Empanturravam-se como pagãos que éramos, à primitiva moda e ao apetite das velhas
colônias...
Que rica bóia e depois que rico sono, aquele que nos surpreendia pela volta das nove, ao
tempo que se contava ainda na fieira dos anos onze, doze, treze primaveras apenas!
Não raro, o caseiro do sítio, forte e desempenado em sua robustez de oitenta anos – o
braço mais rijo e feroz dos eitos da roça três léguas derredor – vinha para a soleira da porta,
encapotava-se banzento ao batente, acendia um cigarrão, e, a cabeça nevando ao luar como
capucho d'algodoeiro, punha-se a devanear, baforando... Cercávamo-lo todos, grandes e
pequenos.
Eram sempre histórias antigas, das passadas eras do Império e presídios do Araguaia.
Ficávamos a escutar, sonhando com essa região longínqua de canguçus e caboclos desnudos,
areias infindáveis alvejando à distância, onde a pintada vinha uivar em cio à noite, agoniada do
luar, e de cujo fundo das águas saíam, em estação propícia, as tracajás à desova pelas praias
d'arribação...
E a mente exaltava-se, repassando contos e lendas, frutos de leituras precoces duns e
outros que, mais felizes, tinham visto ou descrito o Araguaia, e bebido em suas paragens a
selvática poesia dos sertões brasílios...
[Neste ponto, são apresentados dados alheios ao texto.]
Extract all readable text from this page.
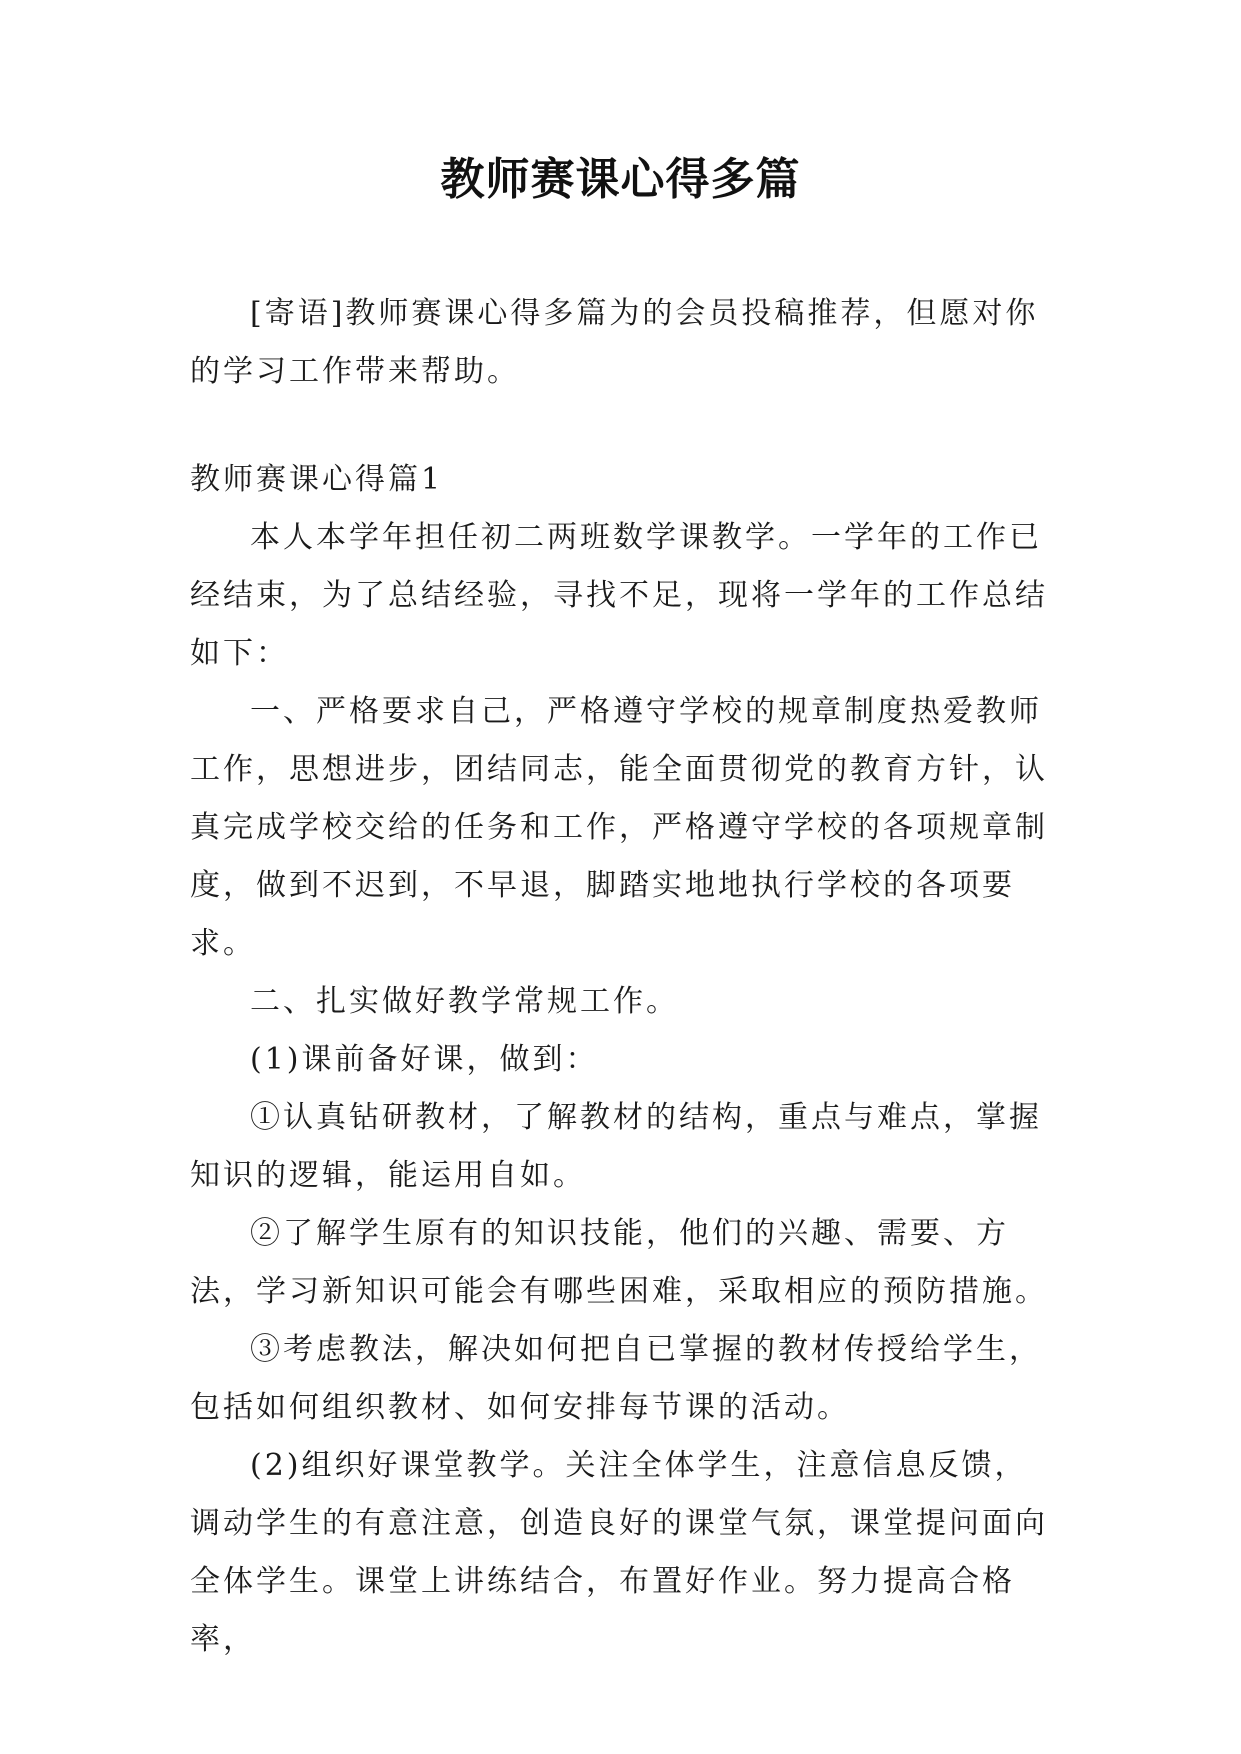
教师赛课心得多篇

[寄语]教师赛课心得多篇为的会员投稿推荐，但愿对你的学习工作带来帮助。

教师赛课心得篇1

本人本学年担任初二两班数学课教学。一学年的工作已经结束，为了总结经验，寻找不足，现将一学年的工作总结如下：

一、严格要求自己，严格遵守学校的规章制度热爱教师工作，思想进步，团结同志，能全面贯彻党的教育方针，认真完成学校交给的任务和工作，严格遵守学校的各项规章制度，做到不迟到，不早退，脚踏实地地执行学校的各项要求。

二、扎实做好教学常规工作。

(1)课前备好课，做到：

①认真钻研教材，了解教材的结构，重点与难点，掌握知识的逻辑，能运用自如。

②了解学生原有的知识技能，他们的兴趣、需要、方法，学习新知识可能会有哪些困难，采取相应的预防措施。

③考虑教法，解决如何把自已掌握的教材传授给学生，包括如何组织教材、如何安排每节课的活动。

(2)组织好课堂教学。关注全体学生，注意信息反馈，调动学生的有意注意，创造良好的课堂气氛，课堂提问面向全体学生。课堂上讲练结合，布置好作业。努力提高合格率，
– Ah! tempos que passaram, tempos de moço, como cabo ordenança e vaqueiro particular
do capitão José Manuel, teu pai, nosso tio-avô!
Vinham logo narrações da vida à beira do grande rio, proezas de caça e pesca, combates e
matanças dos índios canoeiros, caiapós e xavantes; o ataque do fortim de Santa Maria, como ele,
ajoelhado à soleira do rancho, a velha espingarda reiúna e respectiva munição ao lado,
mordendo impassível o cartucho, fizera frente a toda uma tribo encarniçada de guerreiros,
fuzilando-a à queima-roupa e dando assim tempo à guarnição de tocar a rebate e acudir em
defesa às muralhas.
– Era pelo meio da noite, um luar tão claro como dia. A caboclada tingira-se de preto,
uma larga faixa branca pintada na testa. Isso servia de pontaria. Não perdera um tiro. O rancho
ficara que nem porco-espim: crivado d'alto a baixo de frechas e tantas que, ao outro dia,
andando os soldados a apanhá-las nos arredores, ajuntaram feixes enormes, que depois serviram
para manter o fogo da cozinha semanas a fio. De sua parte, por conta e risco, só ele matara oito.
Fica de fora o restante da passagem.